What about you, have you ever read Slaughterhouse-five? Do you know random amounts about a niche topic area and like to recite fun facts? And for all of you wondering, the title of today’s post is what my father would (jokingly) say to me as a kid when I went to go get my eyes examined. It helps when you have the eye chart memorized.
I’ve had glasses since I was 3. I’m too blind for LASIK. That should be enough, but I can’t see my hand in front of my face without eyeglasses or contacts. When I get cataract surgery in 30+ years? It’s over for all of you.
It involves some great-aunts and uncles and no shared blood.
It does, however, lend credence to my joke that there are 12 people who live in Western Mass, and that I’m related to half of them.
In case it’s unclear, no, I do not have MS, and it was most likely my EDS that no one knew about yet.
My dad’s my doctor because my prescription stresses my mom out.
While I wouldn’t say that Slaughterhouse-Five necessitates a trigger warning, This Way for the Gas DEFINITELY does.
Tim O’Brien served in Vietnam, and the first short story in this collection is widely taught to illustrate the power of lists (including by yours truly). Yes, Slaughterhouse-Five was published first, but I read The Things They Carried first and so it’s my point of reference.
I did not have a bleed in my eye, and then had to drive around with blown out pupils for the rest of the day.

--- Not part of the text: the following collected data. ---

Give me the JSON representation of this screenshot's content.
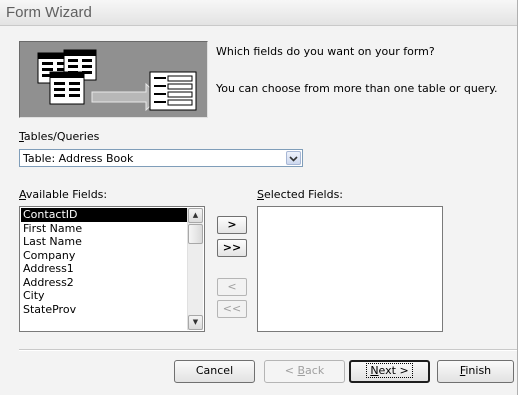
{
  "window": {
    "title": "Form Wizard"
  },
  "prompt": {
    "question": "Which fields do you want on your form?",
    "hint": "You can choose from more than one table or query."
  },
  "tables_queries": {
    "label_accel": "T",
    "label_rest": "ables/Queries",
    "selected": "Table: Address Book",
    "arrow_icon": "chevron-down-icon"
  },
  "available": {
    "label_accel": "A",
    "label_rest": "vailable Fields:",
    "items": [
      {
        "label": "ContactID",
        "selected": true
      },
      {
        "label": "First Name",
        "selected": false
      },
      {
        "label": "Last Name",
        "selected": false
      },
      {
        "label": "Company",
        "selected": false
      },
      {
        "label": "Address1",
        "selected": false
      },
      {
        "label": "Address2",
        "selected": false
      },
      {
        "label": "City",
        "selected": false
      },
      {
        "label": "StateProv",
        "selected": false
      }
    ],
    "scroll_up_glyph": "▲",
    "scroll_down_glyph": "▼"
  },
  "selected_fields": {
    "label_accel": "S",
    "label_rest": "elected Fields:",
    "items": []
  },
  "move_buttons": {
    "add_one": ">",
    "add_all": ">>",
    "remove_one": "<",
    "remove_all": "<<"
  },
  "footer": {
    "cancel": "Cancel",
    "back_prefix": "< ",
    "back_accel": "B",
    "back_rest": "ack",
    "next_accel": "N",
    "next_rest": "ext >",
    "finish_accel": "F",
    "finish_rest": "inish"
  }
}
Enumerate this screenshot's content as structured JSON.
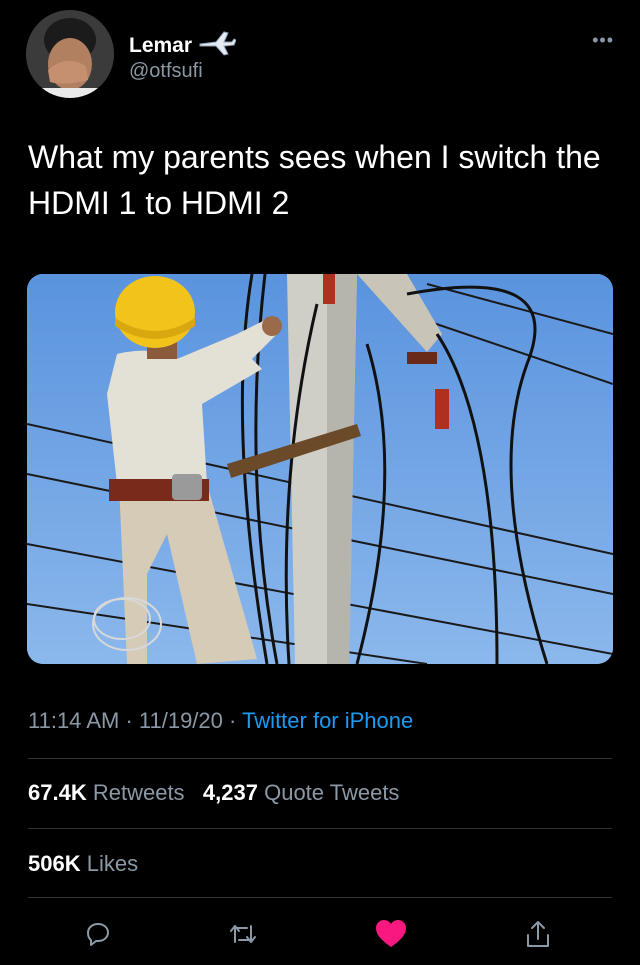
{
  "user": {
    "display_name": "Lemar",
    "handle": "@otfsufi",
    "badge_emoji": "🛩"
  },
  "tweet": {
    "text": "What my parents sees when I switch the HDMI 1 to HDMI 2"
  },
  "meta": {
    "time": "11:14 AM",
    "date": "11/19/20",
    "separator": " · ",
    "source": "Twitter for iPhone"
  },
  "stats": {
    "retweets_count": "67.4K",
    "retweets_label": "Retweets",
    "quotes_count": "4,237",
    "quotes_label": "Quote Tweets",
    "likes_count": "506K",
    "likes_label": "Likes"
  },
  "actions": {
    "icons": [
      "reply-icon",
      "retweet-icon",
      "like-icon",
      "share-icon"
    ],
    "like_color": "#f91880",
    "icon_color": "#8b98a5"
  },
  "colors": {
    "background": "#000000",
    "text": "#ffffff",
    "secondary": "#8b98a5",
    "link": "#1d9bf0",
    "divider": "#2f3336"
  }
}
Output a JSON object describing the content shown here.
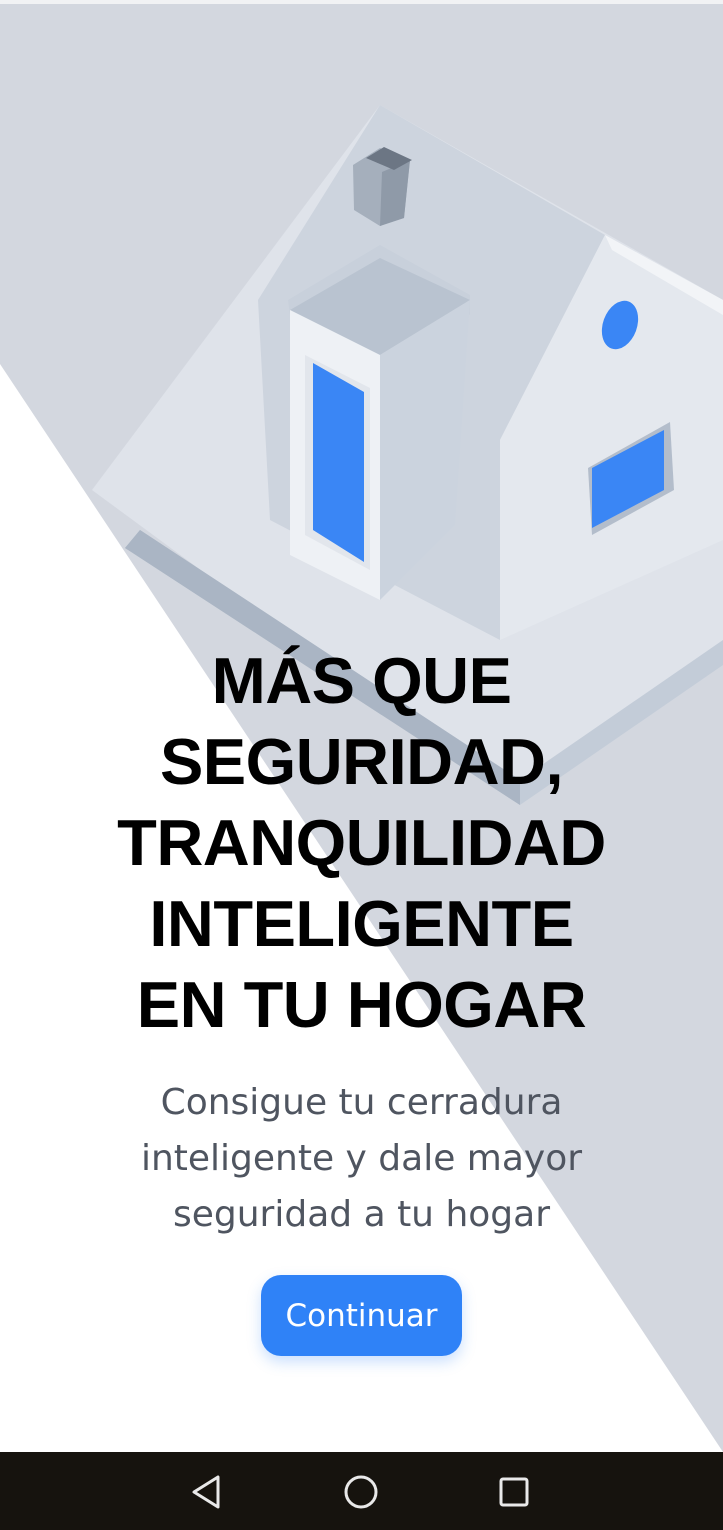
{
  "onboarding": {
    "headline_lines": [
      "MÁS QUE",
      "SEGURIDAD,",
      "TRANQUILIDAD",
      "INTELIGENTE",
      "EN TU HOGAR"
    ],
    "subtitle_lines": [
      "Consigue tu cerradura",
      "inteligente y dale mayor",
      "seguridad a tu hogar"
    ],
    "continue_label": "Continuar"
  },
  "navigation_bar": {
    "back_icon": "triangle-back-icon",
    "home_icon": "circle-home-icon",
    "recents_icon": "square-recents-icon"
  },
  "colors": {
    "accent": "#2f82f7",
    "illustration_window": "#3a86f5",
    "background_panel": "#d3d7df",
    "nav_bar": "#16130e",
    "headline": "#000000",
    "subtitle": "#4f5560"
  }
}
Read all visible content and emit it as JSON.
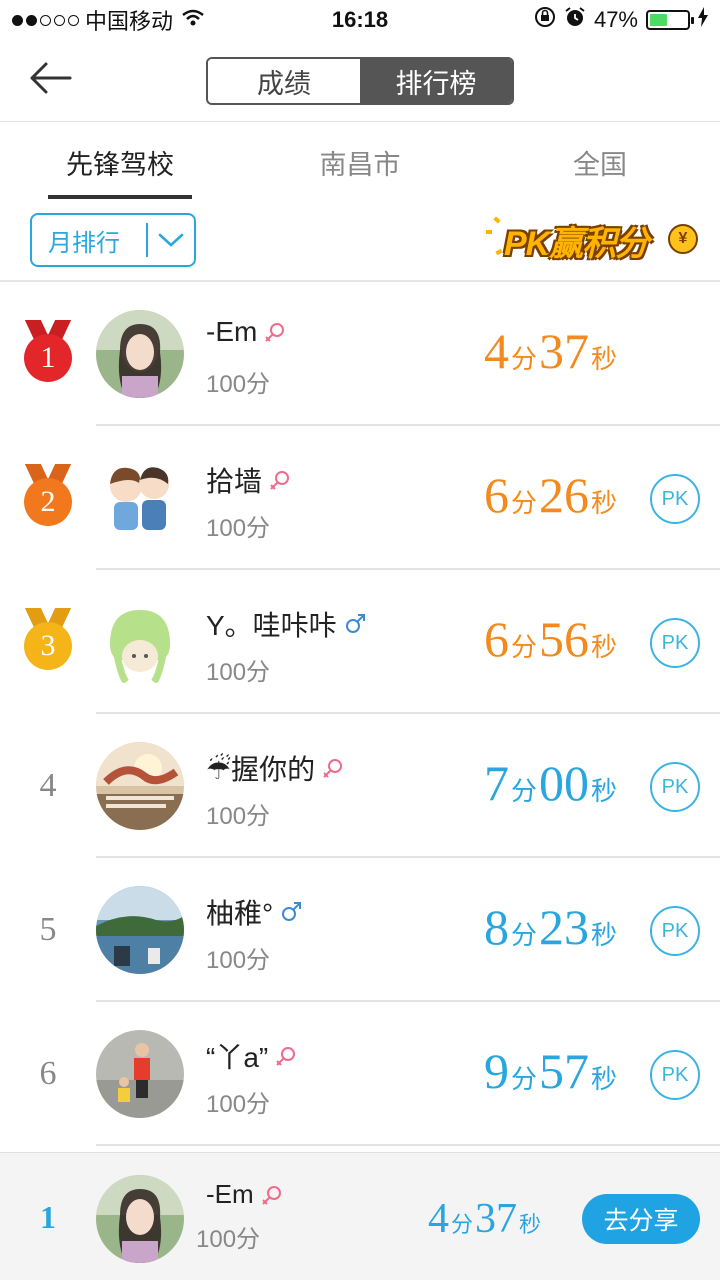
{
  "status_bar": {
    "carrier": "中国移动",
    "time": "16:18",
    "battery_pct": "47%",
    "battery_level": 0.47
  },
  "header": {
    "back_icon": "arrow-left-icon",
    "segments": [
      {
        "label": "成绩",
        "active": false
      },
      {
        "label": "排行榜",
        "active": true
      }
    ]
  },
  "tabs": [
    {
      "label": "先锋驾校",
      "active": true
    },
    {
      "label": "南昌市",
      "active": false
    },
    {
      "label": "全国",
      "active": false
    }
  ],
  "filter": {
    "label": "月排行",
    "icon": "chevron-down-icon"
  },
  "promo": {
    "text": "PK赢积分",
    "coin": "¥"
  },
  "rankings": [
    {
      "rank": "1",
      "name": "-Em",
      "gender": "female",
      "score": "100分",
      "min": "4",
      "min_unit": "分",
      "sec": "37",
      "sec_unit": "秒",
      "pk": "",
      "medal_color": "#e2262a",
      "time_color": "orange"
    },
    {
      "rank": "2",
      "name": "拾墙",
      "gender": "female",
      "score": "100分",
      "min": "6",
      "min_unit": "分",
      "sec": "26",
      "sec_unit": "秒",
      "pk": "PK",
      "medal_color": "#f2781e",
      "time_color": "orange"
    },
    {
      "rank": "3",
      "name": "Y。哇咔咔",
      "gender": "male",
      "score": "100分",
      "min": "6",
      "min_unit": "分",
      "sec": "56",
      "sec_unit": "秒",
      "pk": "PK",
      "medal_color": "#f5b417",
      "time_color": "orange"
    },
    {
      "rank": "4",
      "name": "☔握你的",
      "gender": "female",
      "score": "100分",
      "min": "7",
      "min_unit": "分",
      "sec": "00",
      "sec_unit": "秒",
      "pk": "PK",
      "medal_color": "",
      "time_color": "blue"
    },
    {
      "rank": "5",
      "name": "柚稚°",
      "gender": "male",
      "score": "100分",
      "min": "8",
      "min_unit": "分",
      "sec": "23",
      "sec_unit": "秒",
      "pk": "PK",
      "medal_color": "",
      "time_color": "blue"
    },
    {
      "rank": "6",
      "name": "“丫a”",
      "gender": "female",
      "score": "100分",
      "min": "9",
      "min_unit": "分",
      "sec": "57",
      "sec_unit": "秒",
      "pk": "PK",
      "medal_color": "",
      "time_color": "blue"
    }
  ],
  "me": {
    "rank": "1",
    "name": "-Em",
    "gender": "female",
    "score": "100分",
    "min": "4",
    "min_unit": "分",
    "sec": "37",
    "sec_unit": "秒",
    "share_label": "去分享"
  },
  "colors": {
    "accent_blue": "#2aa6de",
    "orange": "#f38a1d",
    "female": "#f06b8b",
    "male": "#3b8ad6"
  }
}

Don’t ask how or why I know that.
Which is my general opinion on book bans, outside of things like Mein Kampf or texts actually advocating for hate speech. Then ban the suckers.
Yay! Another footnote doing its job. These quotes were taken from sections of:
Vonnegut, K. (2011). Palm Sunday: An autobiographical collage. Dial. Pgs 4-5.
I so look forward to your posts. This was so entertaining and insightful.
I would like to point out that having terrible vision and optometrist parents is actually ideal - the money and stress you have saved!! I have prayed for years to marry a dentist but alas I married a (former) hair stylist so while I have amazing hair for free I still spend $$$ at the dentist each year (bummer).
This was an absolutely entertaining post.
I read Slaughterhouse-five decades before you born. It was required reading in high school. It's still one of all time favorite books. Any thing by Kurt Vonnegut is worth reading. Thanks for the post.